Immunophenotypic, Viral, and T Cell Response Changes Observed in the Tumors of Mice following Treatment with Checkpoint Blockade Combined with VSV-mIFNβ (A) Percentage of intratumoral CD8⁺ T cells in B16-F10 and CT26 tumors 24 hr after the final administration of VSV-mIFNβ, anti-PDL1 mAb, anti-CTLA-4 mAb alone, or in combination. (B) Percentage of intratumoral T-regulatory cells as a subset of CD45⁺CD4⁺ cells in B16-F10 or CT26 tumors 24 hr after the final administration of VSV-mIFNβ, anti-PDL1 mAb, anti-CTLA-4 mAb alone, or in combination. The percentage of ex vivo peptide stimulated CD8⁺ cells producing IFNγ, TNF-α, or both cytokines is shown. (C) Tumor cells from mice bearing B16-F10 tumors were collected 24 hr after fourth dose of sham, VSV-IFNβ, and mAbs specific for PD-L1 and CTLA4 alone, or in combination were cultured ex vivo with GP100 or NP52 peptides.
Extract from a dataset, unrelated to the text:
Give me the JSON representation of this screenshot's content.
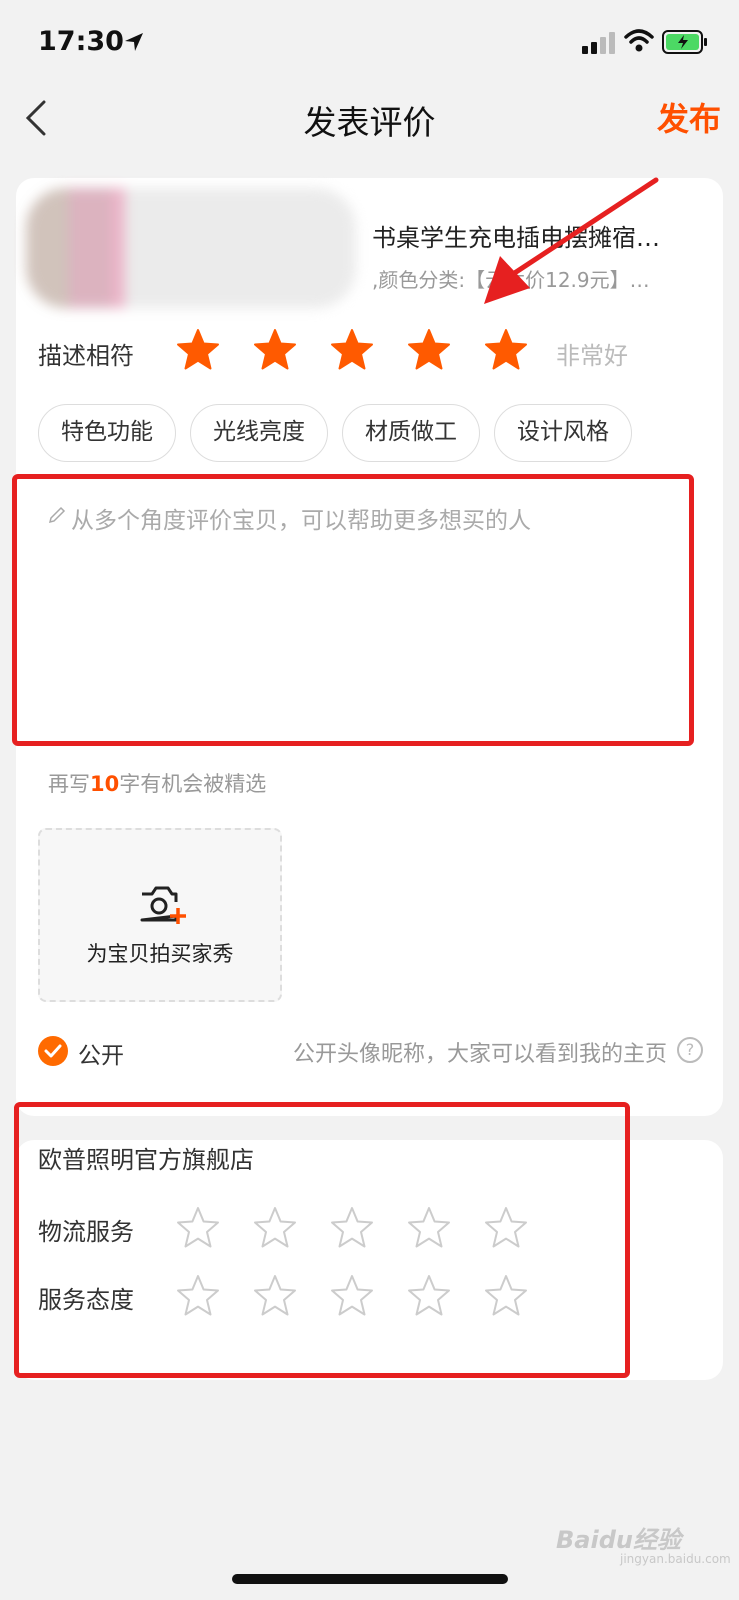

The percentage of ex vivo peptide stimulated CD8⁺ cells producing IFNγ, TNF-α, or both cytokines is shown (cytokine analysis from n = 4 mice/group). (D) Tumor cells from mice bearing CT26 tumors were collected 24 hr after fourth dose of sham, VSV-mIFNβ, and mAbs specific for PD-L1 and CTLA4 alone, or in combination were cultured ex vivo with AH-1 or P622 peptides (cytokine analysis from n = 5 mice/group). *p < 0.05, **p < 0.01, and***p < 0.001; NS, not significant; ITC, isotype control.

Figure 7

OX40 Agonist mAb Combined with VSV-IFNβ Skews Early T Cell Responses to Viral, Not Tumor, Antigens in B16-F10 Bearing Mice (A) Spider plots are shown of the tumor volume for individual mice bearing B16-F10 after isotype control, VSV-mIFNβ monotherapy, α-OX40 agonist mAb monotherapy, or combination treatment. Mice were randomized based on a mean tumor volume of 200 mm³ on day 0. Next, mice were concurrently administered VSV-mIFNβ IT (1 × 10⁹ TCID₅₀) in a volume of 30 μL and/or i.p. with α-OX40 agonist mAb at a dose of 12.5 mg/kg in a volume of 200 μL. The antibodies were administered two times a week for a total of four doses. (B and C) Percentage of intratumoral CD45⁺CD8⁺ T cells (B) and intratumoral regulatory T cells (CD45⁺CD4⁺FoxP3⁺) in B16-F10 tumors as determined by flow cytometry 24 hr after the fourth dose of the indicated treatment regimen (C). (D and E) Percentage of ex vivo stimulated CD8⁺ cells producing IFNγ, TNF-α, or both cytokines. Single-cell suspensions of tumors were produced as described above in Figure 6, except isolation occurred 24 hr after both the second and the last dose administered to the mice. Suspensions were cultured with GP100 tumor antigen peptide (D) or NP52 VSV antigen peptides (E) and then CD8 T cells in the cultures were measured for cytokine production using a flow cytometry based system (antigen-specific analysis conducted on n = 5 mice/group). *p < 0.05 and ***p < 0.001; NS, not significant.

Figure 8

VSV-mIFNβ Induces Type I and II IFN Responses and an Increase in PD-L1 Expression on Tumor Cells (A and B) Concentrations of IFNβ (A) or IFNγ in sera at the indicated times (B) after the first (1) and fourth (4) dose of sham, HI VSV-mIFNβ, or 1 × 10⁹ TCID₅₀ VSV-mIFNβ in mice bearing B16-F10 and CT26 tumors. (C) PD-L1 expression measured on CD45⁻ cells from tumor homogenates after first or fourth dose of sham, HI VSV-mIFNβ, or 1 × 10⁹ TCID₅₀ VSV-mIFNβ in mice bearing B16-F10 (n = 4 mmice/group) and CT26 (n = 4 mice/group) tumors. (D) Analysis of major histocompatibility complex class I (MHC-I) expression levels on the cell surface of B16-F10 and CT26 cell lines 24 hr after infection with sham (media), or MOI = 0.03 of heat-inactivated (HI), or live VSV-mIFNβ. (E) Bar representation of MFI from (D). MFI, mean fluorescence intensity; *p < 0.05.